Whenever we run an application or tell the computer to perform a certain function, the information from that command is loaded onto memory. With that memory on hand, your desktop can run more efficiently. But when your computer has too many tasks to perform and not enough means with which to do everything, you're putting strain on your desktop's processing. It's sort of like asking a person who's spent a couple of weeks training for a 5K race to run an entire marathon -- the runner wouldn't have the strength to run such a long distance in a reasonable amount of time since he or she would be woefully unprepared.
So if your desktop is suffering from too much workload, how much RAM do you actually need? Before you go out to find the RAM module on the shelf, you need to ask yourself what kind of work you normally do on your desktop. If you use your desktop for just your bare-bones basics like e-mail and word processing, your computer won't need too much RAM. Somewhere between 384 to 512 MB of RAM should be sufficient. But you should keep in mind that even if your desktop computer is relatively new, some systems don't come with enough memory to operate even the most basic tasks.

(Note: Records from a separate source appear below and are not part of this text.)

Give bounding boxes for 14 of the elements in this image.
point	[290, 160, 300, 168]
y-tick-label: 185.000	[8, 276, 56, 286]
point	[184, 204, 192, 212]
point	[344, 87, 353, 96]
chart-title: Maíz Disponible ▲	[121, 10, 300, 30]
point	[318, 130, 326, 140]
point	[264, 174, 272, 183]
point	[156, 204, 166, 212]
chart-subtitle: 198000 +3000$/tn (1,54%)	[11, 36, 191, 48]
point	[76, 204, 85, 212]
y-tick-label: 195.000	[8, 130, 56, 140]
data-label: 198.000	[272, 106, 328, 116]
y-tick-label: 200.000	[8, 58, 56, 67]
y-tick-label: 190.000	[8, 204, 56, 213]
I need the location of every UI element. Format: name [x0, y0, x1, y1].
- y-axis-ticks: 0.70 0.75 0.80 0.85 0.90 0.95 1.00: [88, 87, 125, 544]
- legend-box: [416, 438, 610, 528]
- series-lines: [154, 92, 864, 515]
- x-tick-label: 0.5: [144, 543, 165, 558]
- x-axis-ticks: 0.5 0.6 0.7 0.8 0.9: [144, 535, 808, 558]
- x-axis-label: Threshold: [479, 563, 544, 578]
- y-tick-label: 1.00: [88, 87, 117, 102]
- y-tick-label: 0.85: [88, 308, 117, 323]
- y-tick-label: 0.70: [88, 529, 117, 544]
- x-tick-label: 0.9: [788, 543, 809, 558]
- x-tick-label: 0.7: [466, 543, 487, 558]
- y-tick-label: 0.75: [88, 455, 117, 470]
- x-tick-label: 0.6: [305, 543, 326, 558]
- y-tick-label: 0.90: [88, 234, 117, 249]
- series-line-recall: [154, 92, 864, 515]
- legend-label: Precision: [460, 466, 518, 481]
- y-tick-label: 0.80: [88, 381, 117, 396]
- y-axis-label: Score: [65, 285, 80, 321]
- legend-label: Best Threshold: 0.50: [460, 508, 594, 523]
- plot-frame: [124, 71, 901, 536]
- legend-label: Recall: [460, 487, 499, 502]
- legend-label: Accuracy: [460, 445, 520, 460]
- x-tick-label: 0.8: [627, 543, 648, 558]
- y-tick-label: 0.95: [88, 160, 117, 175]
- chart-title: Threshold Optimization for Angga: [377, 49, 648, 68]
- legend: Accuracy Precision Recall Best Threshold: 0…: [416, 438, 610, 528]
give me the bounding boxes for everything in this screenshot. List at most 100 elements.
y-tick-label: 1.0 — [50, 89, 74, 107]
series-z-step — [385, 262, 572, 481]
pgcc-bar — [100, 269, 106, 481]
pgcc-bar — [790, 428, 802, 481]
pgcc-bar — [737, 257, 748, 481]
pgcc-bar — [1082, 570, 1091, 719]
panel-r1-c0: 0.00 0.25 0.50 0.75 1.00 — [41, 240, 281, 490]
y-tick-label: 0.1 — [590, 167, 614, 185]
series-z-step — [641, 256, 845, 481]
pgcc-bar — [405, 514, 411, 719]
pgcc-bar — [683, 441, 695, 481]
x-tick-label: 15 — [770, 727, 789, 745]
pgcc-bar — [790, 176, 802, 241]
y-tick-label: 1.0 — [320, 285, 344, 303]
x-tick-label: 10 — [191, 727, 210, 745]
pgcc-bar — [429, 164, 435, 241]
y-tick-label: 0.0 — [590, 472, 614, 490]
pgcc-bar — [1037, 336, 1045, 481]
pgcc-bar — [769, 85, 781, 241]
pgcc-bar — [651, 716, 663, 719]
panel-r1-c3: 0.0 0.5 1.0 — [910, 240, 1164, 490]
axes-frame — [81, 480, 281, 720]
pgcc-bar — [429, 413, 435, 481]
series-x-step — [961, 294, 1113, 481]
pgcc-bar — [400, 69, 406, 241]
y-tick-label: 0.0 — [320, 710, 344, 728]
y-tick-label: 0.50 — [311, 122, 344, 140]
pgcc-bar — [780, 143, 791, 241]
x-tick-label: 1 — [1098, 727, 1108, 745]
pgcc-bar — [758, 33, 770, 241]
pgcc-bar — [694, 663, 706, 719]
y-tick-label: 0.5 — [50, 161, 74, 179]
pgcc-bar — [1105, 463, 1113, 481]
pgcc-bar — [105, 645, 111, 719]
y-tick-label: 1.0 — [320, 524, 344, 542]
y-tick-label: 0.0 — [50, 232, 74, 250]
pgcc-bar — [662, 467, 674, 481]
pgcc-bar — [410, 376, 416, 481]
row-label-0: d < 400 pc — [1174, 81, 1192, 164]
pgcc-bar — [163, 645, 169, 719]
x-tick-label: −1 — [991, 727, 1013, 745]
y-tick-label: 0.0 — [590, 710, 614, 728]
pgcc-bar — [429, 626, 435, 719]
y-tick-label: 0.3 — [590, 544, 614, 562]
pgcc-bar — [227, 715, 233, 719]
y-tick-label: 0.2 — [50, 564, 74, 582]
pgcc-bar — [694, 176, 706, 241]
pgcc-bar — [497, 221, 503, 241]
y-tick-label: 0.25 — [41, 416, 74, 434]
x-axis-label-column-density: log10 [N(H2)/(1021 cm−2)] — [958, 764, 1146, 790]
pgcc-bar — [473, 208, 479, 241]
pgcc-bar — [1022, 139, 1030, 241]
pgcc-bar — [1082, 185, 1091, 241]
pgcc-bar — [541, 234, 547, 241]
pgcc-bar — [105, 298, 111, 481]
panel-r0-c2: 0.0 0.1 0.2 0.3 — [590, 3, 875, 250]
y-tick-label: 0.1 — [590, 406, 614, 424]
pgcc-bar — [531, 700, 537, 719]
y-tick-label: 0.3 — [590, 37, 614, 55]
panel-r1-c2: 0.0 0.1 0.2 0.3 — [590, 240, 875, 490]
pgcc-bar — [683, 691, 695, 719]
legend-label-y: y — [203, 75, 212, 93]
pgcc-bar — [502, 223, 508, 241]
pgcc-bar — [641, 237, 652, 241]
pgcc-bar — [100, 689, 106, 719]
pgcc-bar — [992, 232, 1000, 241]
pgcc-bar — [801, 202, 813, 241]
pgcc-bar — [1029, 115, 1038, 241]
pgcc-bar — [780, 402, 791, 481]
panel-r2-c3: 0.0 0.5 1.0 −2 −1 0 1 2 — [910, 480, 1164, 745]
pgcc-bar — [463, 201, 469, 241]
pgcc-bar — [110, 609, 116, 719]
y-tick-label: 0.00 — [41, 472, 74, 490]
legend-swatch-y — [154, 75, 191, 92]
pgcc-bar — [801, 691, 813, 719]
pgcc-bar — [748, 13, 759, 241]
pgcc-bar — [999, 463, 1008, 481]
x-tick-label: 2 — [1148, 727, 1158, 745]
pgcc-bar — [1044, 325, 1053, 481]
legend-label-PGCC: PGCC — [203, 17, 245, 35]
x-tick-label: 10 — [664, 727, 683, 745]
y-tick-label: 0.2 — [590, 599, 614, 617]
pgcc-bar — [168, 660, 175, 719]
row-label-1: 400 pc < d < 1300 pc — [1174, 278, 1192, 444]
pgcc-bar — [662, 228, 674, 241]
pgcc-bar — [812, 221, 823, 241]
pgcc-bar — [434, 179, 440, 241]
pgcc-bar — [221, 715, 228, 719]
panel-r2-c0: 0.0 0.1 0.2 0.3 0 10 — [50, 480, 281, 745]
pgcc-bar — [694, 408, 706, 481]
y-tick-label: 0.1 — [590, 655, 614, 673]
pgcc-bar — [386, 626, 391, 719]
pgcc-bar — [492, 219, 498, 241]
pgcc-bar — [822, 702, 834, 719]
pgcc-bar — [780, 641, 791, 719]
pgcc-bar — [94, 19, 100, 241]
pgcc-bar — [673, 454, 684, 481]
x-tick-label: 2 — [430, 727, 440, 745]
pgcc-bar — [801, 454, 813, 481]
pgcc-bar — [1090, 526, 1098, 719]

The more processing you require your computer to perform, however, the more RAM you'll need. If you use your desktop for work in a home office and you often use several different types of programs simultaneously, including e-mail, Web surfing, word processing, spreadsheets and software for presentations and illustrations, you desktop will probably require the upper end, maybe even as much as 1 GB of RAM. Serious gamers who use up a lot of graphics power need between 1 and 2 GB of RAM, while professionals who use a lot of 3-D modeling software should probably have 2 GB or more.
If you're not entirely sure what kind of RAM your desktop you'll need, there are Web sites like Crucial.com that are dedicated entirely to memory performance and allow you to select the type of desktop you own and search for the most compatible type of RAM for your system.